Peki bu bayramlaşma hali sizce ülkenin ne kadarında eskisi kadar doğal görülüyor? Geçmiş yıllarda babamı kaybetmeden evvel babam AGOP MIHÇI’nın Konya Ereğli belgeseli mütevazi şekilde çekilmişti. Ailemi tanıyan İslam dininden komşularımız bayram günlerini de anlatmışlar. Yaş almış eski bir komşumuz olan teyzemiz Ereğli şivesiyle ninem için “Ah Mari’im, ah ah, o çok has kadındı. Kendi yumurta bayramında soğan kabuklarıyla boyadıkları yumurtaları hepimize dağıtırdı. Biz de kurbanı kestiğimizde ilk Agop’ların evine yollardık.” sözleri 1950’de Konya’nın ilçesi olan Ereğli’nin hafızasında. Benzer örnekleri Anadolu’nun hafızasında bulmak mümkün. Az bırakılanların çoğunlukla yaşadığı yerleşim yerlerinde bu güzellemeleri aslında bir dönem çok duyardık. Gerçekten çok değerli hatıralar bizleri de duygulandırır.
Peki bu günlerde Anadolu’da bu cümleleri kuran insan sayısı ne kadar? Ya da bu duyguların değişmesine neler sebep oldu?
Arkanıza yaslanın ve düşünün. Kurban kesen kaç kişi yan komşusu bir Hristiyan ise kurban etinden verir? Ya da bizlerin bayramında (Zadig – Paskalya) o boyalı yumurtayı yediğinde dini değişir diye çekinecek insanlarla bir çoraklaşma yaşandığını fark etmiyor muyuz?
Size netlikle söyleyebilirim ki istisnalar hariç artık Anadolu’da Ermeni kelimesi hazine ve define bulma dışında nefret diline dönüştürüldü. Bu nefret söylemi eğitim çağlarından başlayarak medyanın çabasıyla artmaya devam ediyor.

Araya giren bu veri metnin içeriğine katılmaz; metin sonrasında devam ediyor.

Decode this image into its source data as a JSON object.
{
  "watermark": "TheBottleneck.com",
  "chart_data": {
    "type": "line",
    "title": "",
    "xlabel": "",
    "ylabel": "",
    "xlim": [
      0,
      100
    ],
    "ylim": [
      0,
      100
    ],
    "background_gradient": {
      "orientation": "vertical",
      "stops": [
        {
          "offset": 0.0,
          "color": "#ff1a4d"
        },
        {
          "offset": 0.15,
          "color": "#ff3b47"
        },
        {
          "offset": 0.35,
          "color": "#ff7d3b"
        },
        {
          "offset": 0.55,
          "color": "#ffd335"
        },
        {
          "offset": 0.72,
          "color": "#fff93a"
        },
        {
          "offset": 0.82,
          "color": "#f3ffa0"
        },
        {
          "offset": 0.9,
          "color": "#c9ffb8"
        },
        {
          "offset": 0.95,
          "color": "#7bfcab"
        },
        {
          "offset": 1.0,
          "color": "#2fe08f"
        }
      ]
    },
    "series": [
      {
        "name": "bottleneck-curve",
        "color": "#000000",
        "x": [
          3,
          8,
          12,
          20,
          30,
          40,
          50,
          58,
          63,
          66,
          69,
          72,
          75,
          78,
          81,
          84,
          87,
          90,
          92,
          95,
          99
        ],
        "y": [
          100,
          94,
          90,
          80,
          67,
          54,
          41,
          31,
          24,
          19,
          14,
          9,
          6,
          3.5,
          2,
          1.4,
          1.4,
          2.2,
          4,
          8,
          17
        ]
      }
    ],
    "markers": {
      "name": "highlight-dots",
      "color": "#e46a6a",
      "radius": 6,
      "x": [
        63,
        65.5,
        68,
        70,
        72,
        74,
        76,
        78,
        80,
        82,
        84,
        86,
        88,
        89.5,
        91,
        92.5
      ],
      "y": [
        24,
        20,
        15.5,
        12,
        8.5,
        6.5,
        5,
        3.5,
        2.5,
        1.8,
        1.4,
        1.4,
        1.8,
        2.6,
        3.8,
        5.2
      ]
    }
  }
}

Geçenlerde değerli hocam Ohannes Kılıçdağı’nın bir tweetini gördüm. Epeyce bir süredir ‘’FANATİK ERMENİLERLE MÜCADELE’’ adında bir oluşum varmış. Daha sonrasında internetten araştırdığıma göre bu oluşum başka yapılarla birleşerek vakıf olma çabasında olduğunu okudum. Fanatik kabul edilen Ermeniler acaba kimleri görürler diye düşündüm. Türkiye’de Agos’ta yazan ve bir elin 5 parmağını geçmeyen arkadaşlar ile siyasi alanda mücadele veren Garo Paylan geldi aklıma. Bu fanatiklerden biri de ben olmalıyım diye düşündüm. Agos yazarlarını da Garo’yu da tanırım. Gayet demokrat çizgiden yazan, konuşan insanlar. Bazen içe dönük eleştiri de yaparlar. Onlar fanatik kişiler değil. Eee bu durumda fanatik olarak geriye ben kalıyorum. Benim de tek fanatik olduğum konu Fenerbahçe (kombine aldım hava atmak gibi olmasın.) Eğer Fenerbahçe’nin ilk marşını besteleyen Ermeni müzisyen Krikor Sinanyan Efendi (1909) yüzünden öyle görülüyorsam bilemem.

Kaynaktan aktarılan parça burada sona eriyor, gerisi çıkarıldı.